Bobbi Millinger realized she should be skeptical of news on Facebook.
“We truly thought that we were being careful about who we were interacting with, given the need for discretion on social media. We were very aware that people can portray themselves however they wish online,” said the central Illinois woman. “We even felt that we had measures in place to protect us from being duped.”
But Bobbi Millinger is a generous soul, a committed Christian, a natural helper. When she saw pictures of impoverished Ugandan children on Facebook, she wasn’t going to keep scrolling. She was going to do something about it.
First, she did some checking. On Facebook, Happy Mbabazi/Heal the World Miracle Community Organization looked legit. She organized like-minded friends and family, accumulated toys and clothing and resources, arranged for shipments to Uganda.
So far, so good.
“In the beginning, we requested and received pictures of the children receiving the gifts that we had sent,” she says. “We had also spoken on the phone with the person in charge several times and felt confident that we were building a relationship with an authentic charity. It all felt very legitimate. We often wonder if the intent of the leader was more honorable in the beginning.”
She says it wasn’t until her family felt vested in the organization that they began to notice red flags. At first, the Millingers reasoned that living in Uganda might emphasize survival, which could lead to the occasional lie or manipulation. Under survival circumstances, the temptation to take advantage of trusting souls with apparently abundant resources might be overwhelming. But as they provided thousands of dollars in goods and cash, the red flags multiplied.
“Over time, the organization’s focus had shifted to simply requesting money from us rather than donations,” she says. “That seemed reasonable at first, with the given explanations. We still felt the call to help, so we did. We were also told that the need for healthy water was crucial because the children were getting so sick from the contaminated water. The organization wanted money to fund a well.”
Yet she became more and more uneasy. When she tried to enlist another charitable organization to help dig the well, she felt resistance. When she filled out forms and applications on behalf of HWMCO with other charities, her help didn’t seem wanted. When she sent five more boxes of activities and items for the children, she got no more photos.
She did a deeper search on Facebook.
“At this point, multiple other profiles of the leader using different aliases were found,” Millinger says. “One of the alias profiles had even used one of my personal pictures as the cover picture!”
On Feb. 22, Bobbi Millinger, saying she could no longer support HWMCO, reluctantly notified friends and family of her findings.
Garbage in/information out
Most people realize there is no guarantee “free” news on social media is reliable information. From providing the data which tweaks election results to teasing your attention towards Angelina Jolie’s favorite travel shoes, Facebook means business. While old-fashioned media are also accused of having an agenda, there is a key difference:
Unlike your daily newspaper, when it comes to tech entities like Facebook, the flow of information is a two-way street.

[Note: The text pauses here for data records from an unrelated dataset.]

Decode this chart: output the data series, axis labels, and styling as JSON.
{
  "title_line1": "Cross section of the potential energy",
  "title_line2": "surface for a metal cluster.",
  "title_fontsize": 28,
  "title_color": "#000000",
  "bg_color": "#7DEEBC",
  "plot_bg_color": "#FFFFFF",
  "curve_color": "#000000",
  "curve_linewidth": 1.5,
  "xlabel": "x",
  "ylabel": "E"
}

Paul Gullifor, Henry Means Pindell Endowed Chair in Communication at Bradley University, says many current students seem unaware of the implications. Possibly because they are so young they cannot recall any other media landscape, he has to explain the possible consequences carefully.
“First of all, I tell them with all this social media they are paying an enormous price,” he says. “They’re not used to thinking of their privacy as social currency.”
And second, even if they OK one source to use their data, that doesn’t mean their personal information stops there.
“Everybody can get hacked. Look at our election system. Look at Target. . . .” he argues. “Everything we think is protected, it’s not. It’s not even secure, despite what some of the companies promise.”
At the moment, the $450 billion-a-year behemoth Facebook is the best example. Earlier this year, it was revealed 50 million Facebook users’ data had been provided to the political analyst Cambridge Analytica, which used that information to influence the 2016 U.S. election. As 33-year-old Facebook CEO Mark Zuckerberg began what was touted as an “apology tour,” that number was revised to 87 million. The company lost $90 billion in value in two weeks. Thousands of people limited use or tried to delete their Facebook accounts entirely, not always successfully.
In mid-April, with Zuckerberg preparing to testify before Congress, Facebook admitted “most” of its 2.2 billion members probably have had their personal data scraped by “malicious actors.”
“As Facebook has grown, people everywhere have gotten a powerful new tool to stay connected to the people they love, make their voices heard, and build communities and businesses,” Zuckerberg said in a prepared text. “But it’s clear now that we didn’t do enough to prevent these tools from being used for harm as well.”
The company promises reforms, in part to get ahead of strict new privacy laws that take effect in the European Union on May 25. Fines for misuse of personal data could cost Facebook up to $1.6 billion, based on 2017 revenues.
Meanwhile, Bobbi Millinger says her family has learned a lot.
“Facebook and other social media gives a platform that makes deception so much easier,” she says. “It is sad that we have to be so leery of those asking for help. All we can do now is pray that the children did indeed benefit from most of our efforts.”
She is unsure about advising others.
“I do think that in moving forward, we will simply stick to the reputable and established charity organizations that we are involved in,” she concludes. “And of course, the relationships built the old fashioned way, face-to-face.”